Experimental study on high-speed penetration of reinforced concrete targets by two materials structural projectiles

Two kinds of structural projectiles of different materials were designed in this paper, and an experimental study of 11kg projectiles penetrating the reinforced concrete target at 1400m/s was carried out by a 203mm Davis gun. Based on the experimental results, the structural response, penetration ability and related engineering issues of the projectile are discussed. The results show that when the reinforced concrete target is penetrated at a velocity of 1400 m/s, the heads of projectiles made from two different materials experienced erosion and developed a mushrooming effect. This was caused by high temperatures resulting from friction between the projectile and the concrete during penetration, which significantly softened the projectile's surface. Furthermore, the contact pressure between the two exceeded the yield strength of the projectile's surface, causing the shell material to enter a state of plastic flow, ultimately leading to the erosion and mushrooming of the projectile head. Additionally, the surface material of the shell was stripped from the projectile due to the cutting action of the hard aggregates in the concrete, resulting in severe abrasion of the projectile body. When comparing the structural responses of projectiles made from different materials, it was evident that material properties influenced their behavior. Compared to 30CrMnSiNi2MoVE, DT1900—known for its higher strength, hardness, and better resistance to impact compression—showed less erosion at the projectile head. However, its inferior shear resistance and wear resistance led to more severe abrasion on the projectile body.
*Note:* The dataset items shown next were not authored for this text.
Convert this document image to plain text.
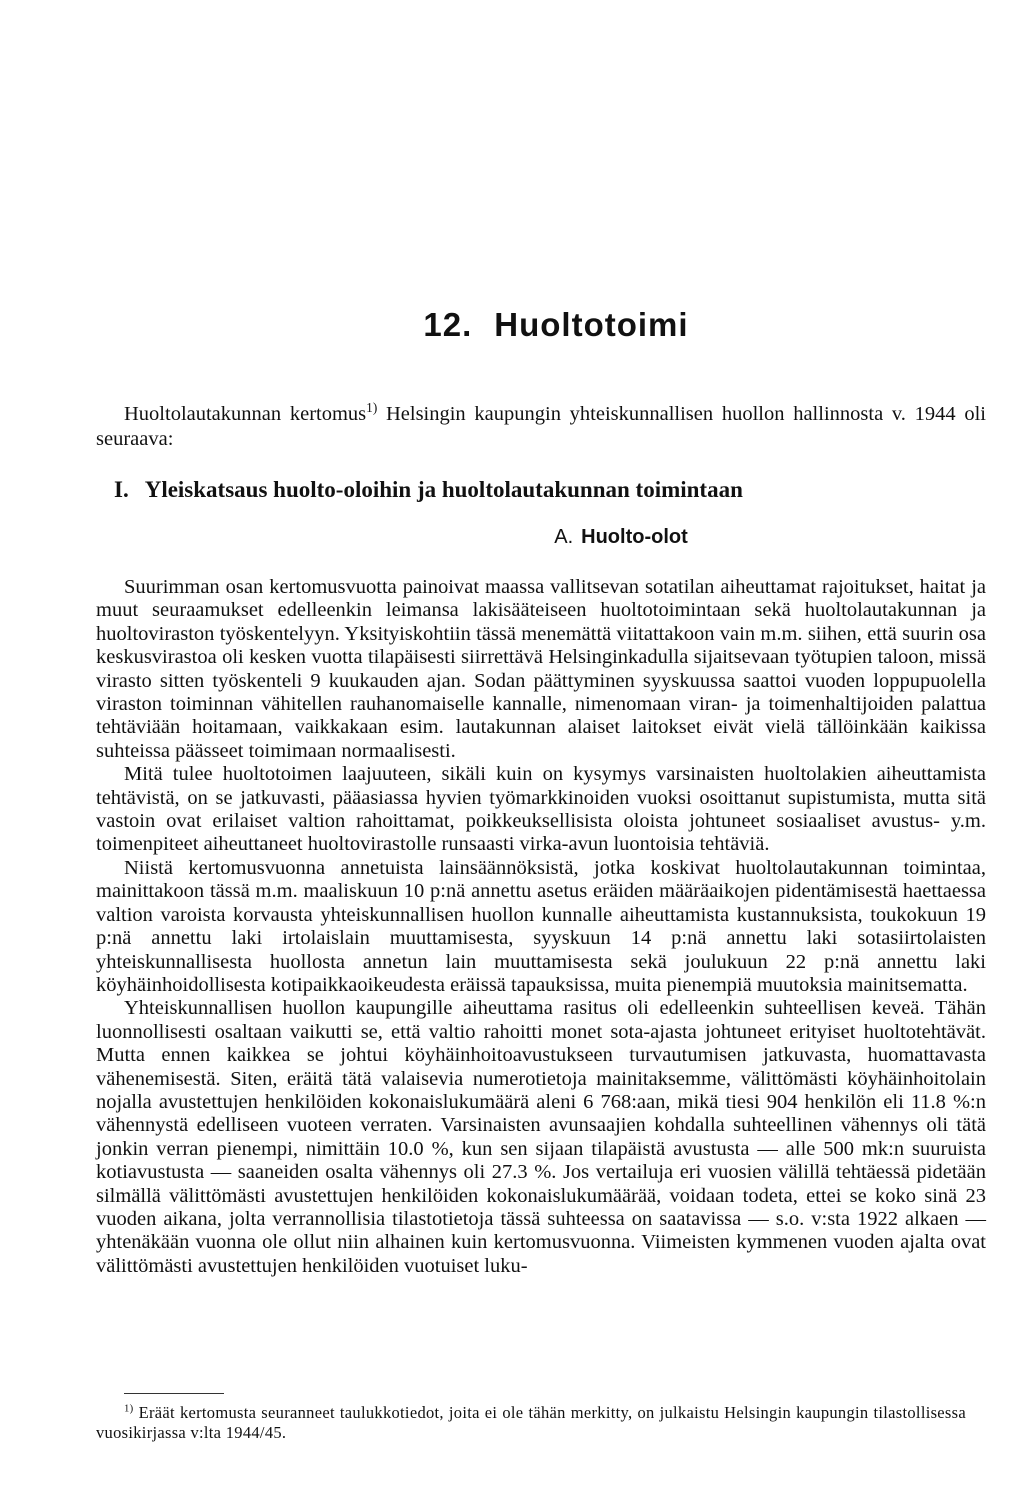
12. Huoltotoimi

Huoltolautakunnan kertomus$^{1)}$ Helsingin kaupungin yhteiskunnallisen huollon hallinnosta v. 1944 oli seuraava:

I. Yleiskatsaus huolto-oloihin ja huoltolautakunnan toimintaan
A. Huolto-olot

Suurimman osan kertomusvuotta painoivat maassa vallitsevan sotatilan aiheuttamat rajoitukset, haitat ja muut seuraamukset edelleenkin leimansa lakisääteiseen huoltotoimintaan sekä huoltolautakunnan ja huoltoviraston työskentelyyn. Yksityiskohtiin tässä menemättä viitattakoon vain m.m. siihen, että suurin osa keskusvirastoa oli kesken vuotta tilapäisesti siirrettävä Helsinginkadulla sijaitsevaan työtupien taloon, missä virasto sitten työskenteli 9 kuukauden ajan. Sodan päättyminen syyskuussa saattoi vuoden loppupuolella viraston toiminnan vähitellen rauhanomaiselle kannalle, nimenomaan viran- ja toimenhaltijoiden palattua tehtäviään hoitamaan, vaikkakaan esim. lautakunnan alaiset laitokset eivät vielä tällöinkään kaikissa suhteissa päässeet toimimaan normaalisesti.

Mitä tulee huoltotoimen laajuuteen, sikäli kuin on kysymys varsinaisten huoltolakien aiheuttamista tehtävistä, on se jatkuvasti, pääasiassa hyvien työmarkkinoiden vuoksi osoittanut supistumista, mutta sitä vastoin ovat erilaiset valtion rahoittamat, poikkeuksellisista oloista johtuneet sosiaaliset avustus- y.m. toimenpiteet aiheuttaneet huoltovirastolle runsaasti virka-avun luontoisia tehtäviä.

Niistä kertomusvuonna annetuista lainsäännöksistä, jotka koskivat huoltolautakunnan toimintaa, mainittakoon tässä m.m. maaliskuun 10 p:nä annettu asetus eräiden määräaikojen pidentämisestä haettaessa valtion varoista korvausta yhteiskunnallisen huollon kunnalle aiheuttamista kustannuksista, toukokuun 19 p:nä annettu laki irtolaislain muuttamisesta, syyskuun 14 p:nä annettu laki sotasiirtolaisten yhteiskunnallisesta huollosta annetun lain muuttamisesta sekä joulukuun 22 p:nä annettu laki köyhäinhoidollisesta kotipaikkaoikeudesta eräissä tapauksissa, muita pienempiä muutoksia mainitsematta.

Yhteiskunnallisen huollon kaupungille aiheuttama rasitus oli edelleenkin suhteellisen keveä. Tähän luonnollisesti osaltaan vaikutti se, että valtio rahoitti monet sota-ajasta johtuneet erityiset huoltotehtävät. Mutta ennen kaikkea se johtui köyhäinhoitoavustukseen turvautumisen jatkuvasta, huomattavasta vähenemisestä. Siten, eräitä tätä valaisevia numerotietoja mainitaksemme, välittömästi köyhäinhoitolain nojalla avustettujen henkilöiden kokonaislukumäärä aleni 6 768:aan, mikä tiesi 904 henkilön eli 11.8 %:n vähennystä edelliseen vuoteen verraten. Varsinaisten avunsaajien kohdalla suhteellinen vähennys oli tätä jonkin verran pienempi, nimittäin 10.0 %, kun sen sijaan tilapäistä avustusta — alle 500 mk:n suuruista kotiavustusta — saaneiden osalta vähennys oli 27.3 %. Jos vertailuja eri vuosien välillä tehtäessä pidetään silmällä välittömästi avustettujen henkilöiden kokonaislukumäärää, voidaan todeta, ettei se koko sinä 23 vuoden aikana, jolta verrannollisia tilastotietoja tässä suhteessa on saatavissa — s.o. v:sta 1922 alkaen — yhtenäkään vuonna ole ollut niin alhainen kuin kertomusvuonna. Viimeisten kymmenen vuoden ajalta ovat välittömästi avustettujen henkilöiden vuotuiset luku-

$^{1)}$ Eräät kertomusta seuranneet taulukkotiedot, joita ei ole tähän merkitty, on julkaistu Helsingin kaupungin tilastollisessa vuosikirjassa v:lta 1944/45.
The mass loss patterns under high-speed penetration for conical structure projectiles differed from those of solid long-rod projectiles, with mass loss primarily concentrated in the projectile body. The conical flared tail design, while suppressing ballistic deflection, increased the contact area between the projectile body and the target, enhancing the abrasive and cutting actions of aggregates and steel. Moreover, under high-speed penetration conditions, the erosion and mushrooming of the projectile head could reduce the penetration depth to some extent; the less erosion at the head, the greater the penetration depth. In experiments, the maximum penetration depth of DT1900 projectiles could reach up to nine times the length of the projectile.